Feeling like you’re having a hard time keeping up with all the new music that’s coming out? You’re not alone — even if you are, say, a computer and not just a mere mortal. Stats now show that an average of more than 100,000 songs are being uploaded to digital service providers every day.
So don’t feel bad about not staying on top of things. If each of those 100,000 tunes lasted just three minutes (a conservative estimate by most standards), it would take over 30 years for one person to listen through all of the music released to and through DSPs in a day. New Music Friday? It’s more like New Music Nanosecond.

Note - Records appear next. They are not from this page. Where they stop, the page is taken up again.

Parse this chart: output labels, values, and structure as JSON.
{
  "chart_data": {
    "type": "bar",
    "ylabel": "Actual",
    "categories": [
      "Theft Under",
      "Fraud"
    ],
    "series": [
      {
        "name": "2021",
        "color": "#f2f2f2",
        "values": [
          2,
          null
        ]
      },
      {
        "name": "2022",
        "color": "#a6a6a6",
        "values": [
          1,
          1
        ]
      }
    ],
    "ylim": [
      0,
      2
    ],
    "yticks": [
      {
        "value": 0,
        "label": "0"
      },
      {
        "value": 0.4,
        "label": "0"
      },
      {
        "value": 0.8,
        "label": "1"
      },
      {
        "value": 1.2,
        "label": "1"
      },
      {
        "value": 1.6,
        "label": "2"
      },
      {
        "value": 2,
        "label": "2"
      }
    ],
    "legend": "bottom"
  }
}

The 100,000 daily figure was cited by the CEOs for both Universal Music Group and Warner Music Group at industry events in September, according to Music Business Worldwide, which used the staggering number as its Stat of the Week on Thursday.
MBW reports that outgoing WMG CEO Steve Cooper spoke to the implications of that figure at a Goldman Sachs event on Sept. 12, saying, “Today, on any given day of the week, roughly 100,000 tracks of music are uploaded to SoundCloud, Spotify, Apple [and] so on. The complexity of being able to separate one’s music from the other 99,999 tracks uploaded that day is incredibly complex [and] incredibly difficult.”
For Cooper, there’s a silver lining in that for record labels, as he said he believes artists will come to rely more on what labels can offer to distinguish themselves in an era where the coming of fresh W3 platforms will only make standing out from the crowd more difficult and complex. “Most creators don’t have the capital, the skill levels, [or] the expertise to do all of that and be successful,” Cooper said.
On Sept. 27, UMG’s Sir Lucian Grainge addressed the Music Matters conference in Singapore and repeated the figure, saying 100,000 tracks were being “added to music platforms every day,” per MBW. Like Cooper, Grainge, too, suggested this meant the majors would only become more vital in navigating the enormous traffic (plus “associated content” on social platforms).
This number represents radical growth, as MBW points out that it was only 18 months ago that the number of new tracks being uploaded daily to DSPs was a mere 60,000. That figure came from Spotify back in the relatively less congested days of February 2021. In April 2019, the daily number per Spotify was just roughly 40,000.
As for the overall number of tracks that now sit on DSPs, Apple Music this week announced that it had surpassed 100 million songs available on its service. Two years ago, that number stood at 70 million.
Putting this in context, Rachel Newman, Apple Music’s global head of editorial, wrote: “Back in the 1960s, only 5,000 new albums were released each year. … Every day, over 20,000 singers and songwriters are delivering new songs to Apple Music — songs that make our catalogue even better than it was the day before. One hundred million songs is evidence of a more democratic space, where anyone, even a new artist making music out of their bedroom, can have the next big hit.”
Apple, of course, positioned itself as offering the solution to trying to find the gold hidden in that 100-million-strong haystack. “With such a huge expanse of songs, we know you need someone there to guide you through. Gone are the days of hitting shuffle on your library: Now it’s on us to help you discover new favorites and rediscover forgotten gems, whether it’s one of our expert radio hosts lighting your path, or a handcrafted playlist.”
Music Business Worldwide noted that neither Grainge nor Cooper cited a specific source for the 100,000-daily figure, but added that we might want to believe them because “they both run publicly-traded companies, so we’re gonna go ahead and do so.”